"There are hundreds of options when [people] go in front of an aisle, so it's hard to know what's best," says Roopal Kundu, a dermatologist at Northwestern University who led the study. It was published Wednesday in JAMA Dermatology.
But a large portion of those surveyed had a family member with skin cancer — and they still lacked understanding. "I thought they would be more knowledgeable," Kundu told Shots.
Tip: To know if a sunscreen helps ward off skin cancer, look for the term "broad spectrum" on the label. That means the product offers protection against both ultraviolet A (UVA) and ultraviolet B (UVB) rays — two types of radiation that are both associated with cancer. An SPF of 15 or higher is recommended, but the FDA says there's no evidence that SPFs of higher than 50 provide additional protection.
So what do consumers spring for when buying a sun lotion?
Nearly half of those surveyed said a high SPF value is most influential while browsing. That's important, Kundu says, but just not enough.
"This tells us there's a heavy relianceon SPF values, which only account for UVB rays; it has no affect on UVAs," she says. And UVAs Kundu argues, are possibly more worrisome than UVBs. UVAs can penetrate clouds and windows. They are present year round and throughout the day, and they penetrate the skin more deeply than UVBs.
Exposure to UVAs is a major cause of skin aging, wrinkling and tanning, while UVBs are the chief culprit behind sunburns. However, both types of radiation play roles in the development of skin cancers including melanoma, basal cell cancer and squamous cell cancer.

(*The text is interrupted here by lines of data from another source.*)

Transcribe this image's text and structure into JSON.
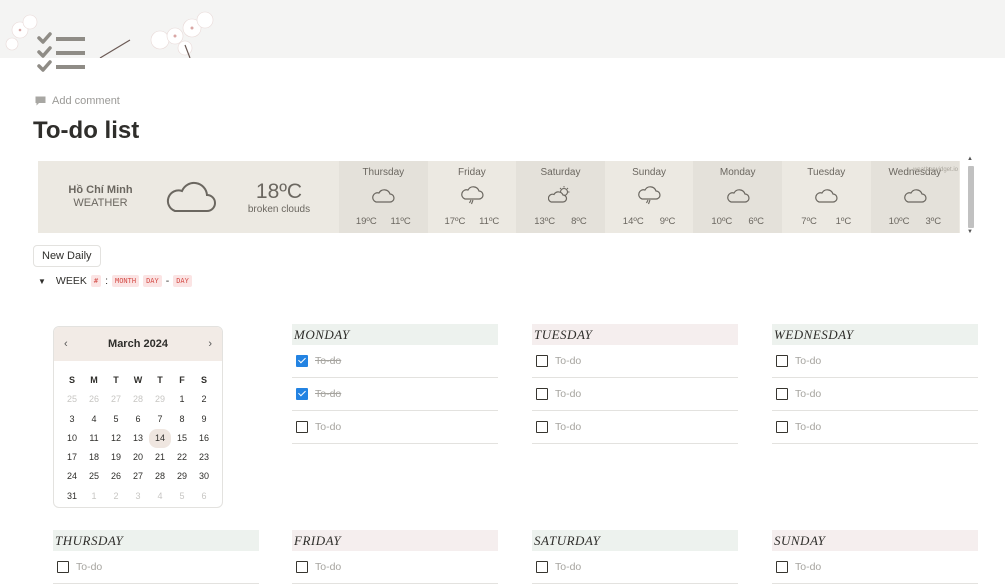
{
  "page": {
    "title": "To-do list",
    "add_comment": "Add comment"
  },
  "weather": {
    "city": "Hồ Chí Minh",
    "label": "WEATHER",
    "current_temp": "18ºC",
    "current_desc": "broken clouds",
    "credit": "weatherwidget.io",
    "forecast": [
      {
        "day": "Thursday",
        "icon": "cloud-icon",
        "hi": "19ºC",
        "lo": "11ºC"
      },
      {
        "day": "Friday",
        "icon": "rain-cloud-icon",
        "hi": "17ºC",
        "lo": "11ºC"
      },
      {
        "day": "Saturday",
        "icon": "partly-sunny-icon",
        "hi": "13ºC",
        "lo": "8ºC"
      },
      {
        "day": "Sunday",
        "icon": "rain-cloud-icon",
        "hi": "14ºC",
        "lo": "9ºC"
      },
      {
        "day": "Monday",
        "icon": "cloud-icon",
        "hi": "10ºC",
        "lo": "6ºC"
      },
      {
        "day": "Tuesday",
        "icon": "cloud-icon",
        "hi": "7ºC",
        "lo": "1ºC"
      },
      {
        "day": "Wednesday",
        "icon": "cloud-icon",
        "hi": "10ºC",
        "lo": "3ºC"
      }
    ]
  },
  "controls": {
    "new_daily": "New Daily",
    "week_label": "WEEK",
    "tag_hash": "#",
    "colon": ":",
    "tag_month": "MONTH",
    "tag_day1": "DAY",
    "dash": "-",
    "tag_day2": "DAY"
  },
  "calendar": {
    "month": "March 2024",
    "prev": "‹",
    "next": "›",
    "weekdays": [
      "S",
      "M",
      "T",
      "W",
      "T",
      "F",
      "S"
    ],
    "weeks": [
      [
        "25",
        "26",
        "27",
        "28",
        "29",
        "1",
        "2"
      ],
      [
        "3",
        "4",
        "5",
        "6",
        "7",
        "8",
        "9"
      ],
      [
        "10",
        "11",
        "12",
        "13",
        "14",
        "15",
        "16"
      ],
      [
        "17",
        "18",
        "19",
        "20",
        "21",
        "22",
        "23"
      ],
      [
        "24",
        "25",
        "26",
        "27",
        "28",
        "29",
        "30"
      ],
      [
        "31",
        "1",
        "2",
        "3",
        "4",
        "5",
        "6"
      ]
    ],
    "today": "14"
  },
  "days": [
    {
      "name": "MONDAY",
      "tint": "green",
      "todos": [
        {
          "text": "To-do",
          "checked": true
        },
        {
          "text": "To-do",
          "checked": true
        },
        {
          "text": "To-do",
          "checked": false
        }
      ]
    },
    {
      "name": "TUESDAY",
      "tint": "pink",
      "todos": [
        {
          "text": "To-do",
          "checked": false
        },
        {
          "text": "To-do",
          "checked": false
        },
        {
          "text": "To-do",
          "checked": false
        }
      ]
    },
    {
      "name": "WEDNESDAY",
      "tint": "green",
      "todos": [
        {
          "text": "To-do",
          "checked": false
        },
        {
          "text": "To-do",
          "checked": false
        },
        {
          "text": "To-do",
          "checked": false
        }
      ]
    },
    {
      "name": "THURSDAY",
      "tint": "green",
      "todos": [
        {
          "text": "To-do",
          "checked": false
        }
      ]
    },
    {
      "name": "FRIDAY",
      "tint": "pink",
      "todos": [
        {
          "text": "To-do",
          "checked": false
        }
      ]
    },
    {
      "name": "SATURDAY",
      "tint": "green",
      "todos": [
        {
          "text": "To-do",
          "checked": false
        }
      ]
    },
    {
      "name": "SUNDAY",
      "tint": "pink",
      "todos": [
        {
          "text": "To-do",
          "checked": false
        }
      ]
    }
  ],
  "colors": {
    "checkbox_checked": "#2383e2",
    "weather_bg": "#ece9e2",
    "tag_text": "#d44c47"
  }
}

These two bad guys (UVAs and UVBs) can be prevented if broad spectrum is on the tag, but consumers seemed to lack understanding of the term's meaning, stating that it was not as influential in their product decision.
David Leffell, a dermatologist at Yale University who was not involved with the study, was not surprised by the lack of knowledge out there.
"The concept of SPF and sun protection, in general, is very complicated for people to understand," he says. "[And] the truth is that the phrase 'broad spectrum' doesn't mean anything to anyone."
Leffell and Kundu agree that consumers should try to educate themselves more about the terminology before making a purchase, but they also say further FDA changes to sunscreen labels could be beneficial.
"I think a simplified type of labeling would be helpful," Leffell says. "We could translate the complex by using graphics."
Kundu thinks the key is highlighting the importance of UVAs on labels.
"A piece of the puzzle will be trying to create a better label for UVAs," she says. "Saying 'broad spectrum' is unclear to readers."
The FDA has tried to address UVAs on sunblock labels in the past. In 2011, they established the term "broad spectrum" so that consumers could recognize if a product offered protection against UVAs as well as UVBs.